Here with an example of a combat warplane that was able to satisfy the demands of multi-service usage. The A-7. As with the A-7 so NOT with the F-35?

A-7 an "attack" [bomber] warplane NOT a "dogfighting" warplane, NOT a multi-role aircraft but versatile and mission capable as intended.

So finding one airframe that with slight or moderate modifications to the basic airplane multi-service usage is possible. And performance still being good, within reason one-size can fit all?

"A-7 Corsair II and the VAL program: how a multiservice aircraft should be developed"

A-7 as adopted by the U.S. Navy and then the USAF as light tactical "bomber" fulfilling the role as envisioned and doing so with panache.

"There are several examples of combat aircraft that were born with the aim to serve in two or three different services of the same nation in aviation history."

F-111 and now the F-35 for instance!

"Usually, these programs face many problems before they reach their full operational capability and they struggle to satisfy the different customers who put them into service."

"But among all these programs there has been also a huge success: the so called VAL (with V meaning for heavier than air; A attack; L light) from which the Vought A-7 Corsair was born."

"However the A-7 wasn’t such a revolutionary aircraft like the F-35 is intended to be: in fact the Corsair II was a low risk project since its airframe was similar to the F-8 and was also simpler than the Crusader one."

Here is a Crusader single-seat air superiority warplane from that era of the 1950's. That F-8 and Crusader and one and the same. F-8 became the A-7.
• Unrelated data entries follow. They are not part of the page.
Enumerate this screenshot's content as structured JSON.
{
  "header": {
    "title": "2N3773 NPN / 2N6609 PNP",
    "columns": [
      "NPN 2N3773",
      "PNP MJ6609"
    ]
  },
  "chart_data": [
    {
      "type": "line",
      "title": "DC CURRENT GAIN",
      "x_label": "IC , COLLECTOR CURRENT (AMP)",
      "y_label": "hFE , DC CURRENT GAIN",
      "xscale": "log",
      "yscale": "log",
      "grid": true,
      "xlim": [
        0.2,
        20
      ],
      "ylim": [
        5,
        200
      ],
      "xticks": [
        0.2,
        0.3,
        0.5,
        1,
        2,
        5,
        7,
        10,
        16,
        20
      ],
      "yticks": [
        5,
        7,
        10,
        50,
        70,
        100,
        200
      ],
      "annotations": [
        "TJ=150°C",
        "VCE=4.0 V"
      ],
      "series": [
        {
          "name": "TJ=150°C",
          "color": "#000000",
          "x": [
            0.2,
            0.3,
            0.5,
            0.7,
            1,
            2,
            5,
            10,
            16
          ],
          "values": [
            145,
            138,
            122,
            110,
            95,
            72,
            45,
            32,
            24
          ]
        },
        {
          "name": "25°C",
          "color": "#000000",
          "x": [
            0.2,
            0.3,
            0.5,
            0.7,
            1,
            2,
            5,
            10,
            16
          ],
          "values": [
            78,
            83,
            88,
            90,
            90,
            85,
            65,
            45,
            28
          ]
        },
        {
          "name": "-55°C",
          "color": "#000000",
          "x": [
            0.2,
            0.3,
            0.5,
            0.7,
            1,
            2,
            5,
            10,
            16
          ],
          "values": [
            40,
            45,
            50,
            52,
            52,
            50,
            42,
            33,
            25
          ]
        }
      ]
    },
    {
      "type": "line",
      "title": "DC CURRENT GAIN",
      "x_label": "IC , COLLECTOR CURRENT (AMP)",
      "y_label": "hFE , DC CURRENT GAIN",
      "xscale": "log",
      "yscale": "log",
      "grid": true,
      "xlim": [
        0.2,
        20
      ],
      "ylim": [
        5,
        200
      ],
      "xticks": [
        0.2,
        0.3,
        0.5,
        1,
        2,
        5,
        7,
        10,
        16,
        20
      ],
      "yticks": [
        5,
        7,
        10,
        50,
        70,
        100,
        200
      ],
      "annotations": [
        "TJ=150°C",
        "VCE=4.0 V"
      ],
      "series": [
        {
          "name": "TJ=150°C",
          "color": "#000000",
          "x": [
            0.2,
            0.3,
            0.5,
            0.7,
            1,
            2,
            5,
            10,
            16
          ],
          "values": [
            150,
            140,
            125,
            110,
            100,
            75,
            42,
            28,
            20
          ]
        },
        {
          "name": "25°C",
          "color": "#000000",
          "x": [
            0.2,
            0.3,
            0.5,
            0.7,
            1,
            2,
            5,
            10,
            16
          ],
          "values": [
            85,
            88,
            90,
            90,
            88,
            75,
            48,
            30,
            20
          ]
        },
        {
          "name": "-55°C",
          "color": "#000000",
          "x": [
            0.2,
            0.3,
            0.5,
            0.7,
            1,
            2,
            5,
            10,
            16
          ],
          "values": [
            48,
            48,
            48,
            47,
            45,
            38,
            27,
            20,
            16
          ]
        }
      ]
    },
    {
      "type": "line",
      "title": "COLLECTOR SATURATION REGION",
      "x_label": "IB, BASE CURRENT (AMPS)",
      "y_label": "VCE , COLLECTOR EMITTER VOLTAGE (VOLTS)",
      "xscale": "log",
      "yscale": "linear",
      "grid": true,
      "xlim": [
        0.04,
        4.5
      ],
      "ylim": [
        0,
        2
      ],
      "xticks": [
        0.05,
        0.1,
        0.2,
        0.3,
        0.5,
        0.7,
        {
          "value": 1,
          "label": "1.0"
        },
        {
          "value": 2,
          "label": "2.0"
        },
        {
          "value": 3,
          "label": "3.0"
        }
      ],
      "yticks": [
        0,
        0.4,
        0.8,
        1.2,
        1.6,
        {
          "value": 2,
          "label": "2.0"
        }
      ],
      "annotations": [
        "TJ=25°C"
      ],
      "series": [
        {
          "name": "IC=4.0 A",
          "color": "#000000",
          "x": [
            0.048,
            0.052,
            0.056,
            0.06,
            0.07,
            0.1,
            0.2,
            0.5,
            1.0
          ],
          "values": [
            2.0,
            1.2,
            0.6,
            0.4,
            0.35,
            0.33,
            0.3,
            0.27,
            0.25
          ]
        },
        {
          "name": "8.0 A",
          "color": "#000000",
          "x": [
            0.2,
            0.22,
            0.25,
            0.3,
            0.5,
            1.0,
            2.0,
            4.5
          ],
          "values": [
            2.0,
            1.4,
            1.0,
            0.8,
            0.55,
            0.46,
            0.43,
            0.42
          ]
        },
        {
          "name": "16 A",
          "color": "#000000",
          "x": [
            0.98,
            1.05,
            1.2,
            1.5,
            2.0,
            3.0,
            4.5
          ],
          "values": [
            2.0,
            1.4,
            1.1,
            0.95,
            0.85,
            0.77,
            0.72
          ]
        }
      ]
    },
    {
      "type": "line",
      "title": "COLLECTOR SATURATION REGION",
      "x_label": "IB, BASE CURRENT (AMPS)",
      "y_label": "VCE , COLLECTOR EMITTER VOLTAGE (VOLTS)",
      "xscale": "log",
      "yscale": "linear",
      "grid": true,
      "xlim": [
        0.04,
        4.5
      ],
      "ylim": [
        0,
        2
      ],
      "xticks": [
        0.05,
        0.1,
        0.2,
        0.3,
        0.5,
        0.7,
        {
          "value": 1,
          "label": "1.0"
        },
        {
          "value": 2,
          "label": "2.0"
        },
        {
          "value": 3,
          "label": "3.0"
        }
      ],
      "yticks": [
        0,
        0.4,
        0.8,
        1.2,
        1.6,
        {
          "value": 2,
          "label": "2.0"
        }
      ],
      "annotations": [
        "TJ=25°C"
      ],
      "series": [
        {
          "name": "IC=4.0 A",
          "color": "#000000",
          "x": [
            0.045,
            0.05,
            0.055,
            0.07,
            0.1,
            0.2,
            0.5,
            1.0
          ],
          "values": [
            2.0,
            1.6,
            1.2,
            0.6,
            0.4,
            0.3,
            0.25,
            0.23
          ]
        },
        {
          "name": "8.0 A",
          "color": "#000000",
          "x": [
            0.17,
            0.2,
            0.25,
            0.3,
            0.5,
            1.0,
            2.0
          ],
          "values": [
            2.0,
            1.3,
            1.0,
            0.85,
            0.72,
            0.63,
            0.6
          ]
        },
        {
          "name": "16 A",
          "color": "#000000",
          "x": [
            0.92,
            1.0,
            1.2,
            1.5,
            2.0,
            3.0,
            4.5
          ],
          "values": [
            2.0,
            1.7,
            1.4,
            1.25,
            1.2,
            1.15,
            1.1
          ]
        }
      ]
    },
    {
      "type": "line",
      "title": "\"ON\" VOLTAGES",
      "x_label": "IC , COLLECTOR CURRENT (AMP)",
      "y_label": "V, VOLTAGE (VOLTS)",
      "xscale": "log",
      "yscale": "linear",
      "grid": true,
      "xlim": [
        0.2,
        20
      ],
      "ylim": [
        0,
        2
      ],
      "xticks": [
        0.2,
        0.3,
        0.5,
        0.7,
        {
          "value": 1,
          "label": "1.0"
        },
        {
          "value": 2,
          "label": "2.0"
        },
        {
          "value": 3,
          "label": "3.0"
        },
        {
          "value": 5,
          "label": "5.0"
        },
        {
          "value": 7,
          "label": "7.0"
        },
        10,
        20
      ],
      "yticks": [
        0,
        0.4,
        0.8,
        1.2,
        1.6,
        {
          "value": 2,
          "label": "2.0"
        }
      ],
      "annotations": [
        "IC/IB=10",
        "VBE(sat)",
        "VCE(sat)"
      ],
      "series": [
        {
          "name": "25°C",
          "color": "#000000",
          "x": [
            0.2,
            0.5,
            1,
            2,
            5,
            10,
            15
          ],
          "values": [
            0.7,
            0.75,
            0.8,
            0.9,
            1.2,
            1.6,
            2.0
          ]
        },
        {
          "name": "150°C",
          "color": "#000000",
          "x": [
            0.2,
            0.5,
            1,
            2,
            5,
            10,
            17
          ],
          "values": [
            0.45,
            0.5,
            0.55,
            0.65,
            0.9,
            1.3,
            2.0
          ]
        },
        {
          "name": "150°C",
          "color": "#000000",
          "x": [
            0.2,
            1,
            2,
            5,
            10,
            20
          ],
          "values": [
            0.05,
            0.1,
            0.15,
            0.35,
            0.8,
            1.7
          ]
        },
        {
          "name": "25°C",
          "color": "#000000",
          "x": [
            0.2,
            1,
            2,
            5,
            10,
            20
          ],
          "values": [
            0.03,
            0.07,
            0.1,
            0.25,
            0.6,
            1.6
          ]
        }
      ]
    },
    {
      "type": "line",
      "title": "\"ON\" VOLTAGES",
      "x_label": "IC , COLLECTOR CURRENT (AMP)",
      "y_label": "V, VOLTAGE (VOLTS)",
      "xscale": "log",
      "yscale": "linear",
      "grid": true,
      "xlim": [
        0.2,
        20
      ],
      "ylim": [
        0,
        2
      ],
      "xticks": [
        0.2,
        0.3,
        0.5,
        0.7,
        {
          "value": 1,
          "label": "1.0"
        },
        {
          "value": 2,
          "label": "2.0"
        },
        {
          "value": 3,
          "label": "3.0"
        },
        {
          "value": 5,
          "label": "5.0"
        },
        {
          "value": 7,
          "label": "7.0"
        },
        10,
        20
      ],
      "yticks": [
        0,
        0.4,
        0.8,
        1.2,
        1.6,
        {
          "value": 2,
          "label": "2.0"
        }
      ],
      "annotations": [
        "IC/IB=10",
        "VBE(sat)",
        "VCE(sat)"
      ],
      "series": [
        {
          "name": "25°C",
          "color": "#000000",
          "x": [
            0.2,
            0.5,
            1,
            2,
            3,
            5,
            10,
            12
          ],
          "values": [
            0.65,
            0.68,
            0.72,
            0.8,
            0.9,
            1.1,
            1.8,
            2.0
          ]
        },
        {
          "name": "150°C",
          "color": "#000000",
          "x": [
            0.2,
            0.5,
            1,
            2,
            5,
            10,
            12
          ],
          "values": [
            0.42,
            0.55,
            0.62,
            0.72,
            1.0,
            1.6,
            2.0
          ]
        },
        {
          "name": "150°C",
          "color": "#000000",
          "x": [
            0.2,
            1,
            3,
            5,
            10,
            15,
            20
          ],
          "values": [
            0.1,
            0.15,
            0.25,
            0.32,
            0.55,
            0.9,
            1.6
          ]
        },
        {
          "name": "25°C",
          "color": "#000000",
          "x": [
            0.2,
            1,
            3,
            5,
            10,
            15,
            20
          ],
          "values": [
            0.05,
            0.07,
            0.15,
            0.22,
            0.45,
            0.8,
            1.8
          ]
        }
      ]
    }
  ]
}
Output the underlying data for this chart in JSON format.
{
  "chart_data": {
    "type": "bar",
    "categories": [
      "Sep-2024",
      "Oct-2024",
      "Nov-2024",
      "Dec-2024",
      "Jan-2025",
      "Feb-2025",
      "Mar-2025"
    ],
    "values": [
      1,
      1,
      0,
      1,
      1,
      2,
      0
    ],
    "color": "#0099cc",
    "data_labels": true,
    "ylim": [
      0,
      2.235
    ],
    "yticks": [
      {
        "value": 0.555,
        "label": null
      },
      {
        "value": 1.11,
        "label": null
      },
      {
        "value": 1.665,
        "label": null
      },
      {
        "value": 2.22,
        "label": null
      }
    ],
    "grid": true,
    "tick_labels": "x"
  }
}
Right! Take an basic existing airframe, modify slightly, add new engines, avionics and weaponry and a capable war bird emerges, and at a much lower cost with multi-service capability!

This is possible!


1 comment:

Dan Kurt said...

re: A-7

The key development in the A-7 was its bombing computer that allowed the plane to launch iron bombs at a great distance (multiple miles) from the target and have an excellent chance to hit the desired target.